Holographic timelike entanglement and subregion complexity with scalar hair

Abstract

We investigate the holographic timelike entanglement entropy (HTEE) and timelike subregion complexity of a thermal CFTd deformed by a relevant scalar operator φ0, dual to a hairy black hole in AdSd+1. We employ the prescription of merging spacelike and timelike surfaces at the interior, constructing an extremal surface homologous to a boundary timelike subsystem with a time interval t. Consequently, this deformation breaks the invariance of the imaginary component of HTEE observed in pure AdS3 and BTZ geometry, introducing a nontrivial dependence on t. At small t, we derive analytical expressions that are in agreement with numerical results, and observe partial consistency with analytic continuation to temporal or spacelike entanglement entropy at the level of the near-boundary expansion.
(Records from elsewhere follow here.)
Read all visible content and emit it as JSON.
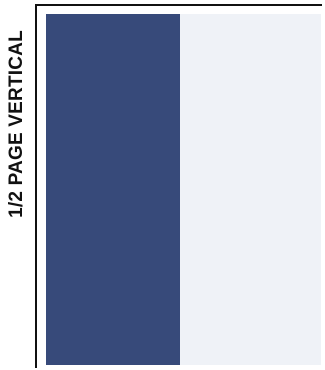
{
  "label": "1/2 PAGE VERTICAL",
  "colors": {
    "ad_area": "#374a7a",
    "remaining_area": "#eff2f7",
    "frame": "#111111"
  }
}
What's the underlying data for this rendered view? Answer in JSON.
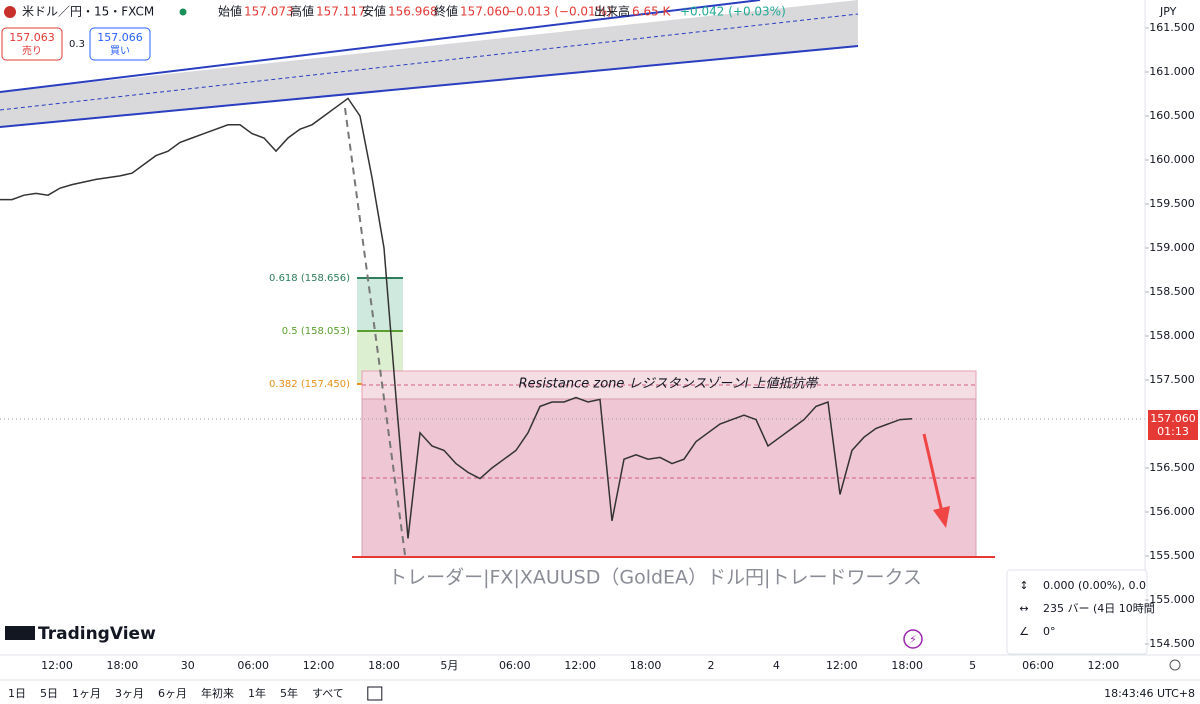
{
  "header": {
    "symbol": "米ドル／円・15・FXCM",
    "open_label": "始値",
    "open": "157.073",
    "high_label": "高値",
    "high": "157.117",
    "low_label": "安値",
    "low": "156.968",
    "close_label": "終値",
    "close": "157.060",
    "change": "−0.013 (−0.01%)",
    "volume_label": "出来高",
    "volume": "6.65 K",
    "change2": "+0.042 (+0.03%)"
  },
  "trade": {
    "sell_price": "157.063",
    "sell_label": "売り",
    "spread": "0.3",
    "buy_price": "157.066",
    "buy_label": "買い"
  },
  "currency": "JPY",
  "chart_data": {
    "type": "line",
    "color": "#333333",
    "values": [
      159.55,
      159.55,
      159.6,
      159.62,
      159.6,
      159.68,
      159.72,
      159.75,
      159.78,
      159.8,
      159.82,
      159.85,
      159.95,
      160.05,
      160.1,
      160.2,
      160.25,
      160.3,
      160.35,
      160.4,
      160.4,
      160.3,
      160.25,
      160.1,
      160.25,
      160.35,
      160.4,
      160.5,
      160.6,
      160.7,
      160.5,
      159.8,
      159.0,
      157.3,
      155.7,
      156.9,
      156.75,
      156.7,
      156.55,
      156.45,
      156.38,
      156.5,
      156.6,
      156.7,
      156.9,
      157.2,
      157.25,
      157.25,
      157.3,
      157.25,
      157.28,
      155.9,
      156.6,
      156.65,
      156.6,
      156.62,
      156.55,
      156.6,
      156.8,
      156.9,
      157.0,
      157.05,
      157.1,
      157.05,
      156.75,
      156.85,
      156.95,
      157.05,
      157.2,
      157.25,
      156.2,
      156.7,
      156.85,
      156.95,
      157.0,
      157.05,
      157.06
    ],
    "ylim": [
      154.375,
      161.818
    ],
    "yticks": [
      {
        "value": 154.5,
        "label": "154.500"
      },
      {
        "value": 155,
        "label": "155.000"
      },
      {
        "value": 155.5,
        "label": "155.500"
      },
      {
        "value": 156,
        "label": "156.000"
      },
      {
        "value": 156.5,
        "label": "156.500"
      },
      {
        "value": 157.5,
        "label": "157.500"
      },
      {
        "value": 158,
        "label": "158.000"
      },
      {
        "value": 158.5,
        "label": "158.500"
      },
      {
        "value": 159,
        "label": "159.000"
      },
      {
        "value": 159.5,
        "label": "159.500"
      },
      {
        "value": 160,
        "label": "160.000"
      },
      {
        "value": 160.5,
        "label": "160.500"
      },
      {
        "value": 161,
        "label": "161.000"
      },
      {
        "value": 161.5,
        "label": "161.500"
      }
    ],
    "time_axis": [
      "12:00",
      "18:00",
      "30",
      "06:00",
      "12:00",
      "18:00",
      "5月",
      "06:00",
      "12:00",
      "18:00",
      "2",
      "4",
      "12:00",
      "18:00",
      "5",
      "06:00",
      "12:00"
    ]
  },
  "fib_levels": [
    "0.618 (158.656)",
    "0.5 (158.053)",
    "0.382 (157.450)"
  ],
  "resistance_text": "Resistance zone  レジスタンスゾーンl 上値抵抗帯",
  "watermark": "トレーダー|FX|XAUUSD（GoldEA）ドル円|トレードワークス",
  "last_price": "157.060",
  "countdown": "01:13",
  "info_box": [
    "0.000 (0.00%), 0.0",
    "235 バー (4日 10時間",
    "0°"
  ],
  "logo": "TradingView",
  "toolbar": [
    "1日",
    "5日",
    "1ヶ月",
    "3ヶ月",
    "6ヶ月",
    "年初来",
    "1年",
    "5年",
    "すべて"
  ],
  "clock": "18:43:46 UTC+8"
}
However, analytic continuation of CFT temporal entanglement entropy fails to reproduce the HTEE calculations under boundary deformation, even in d=2. Furthermore, we extend the numerical calculations to higher dimensions (d=3). In addition, we study holographic timelike subregion complexity within the complexity=volume conjecture and find that it remains real-valued, providing a complementary geometric probe of the black hole interior. In particular, for the BTZ black hole, we analytically show that the UV-finite term of the subregion complexity receives its entire contribution from the interior region alone.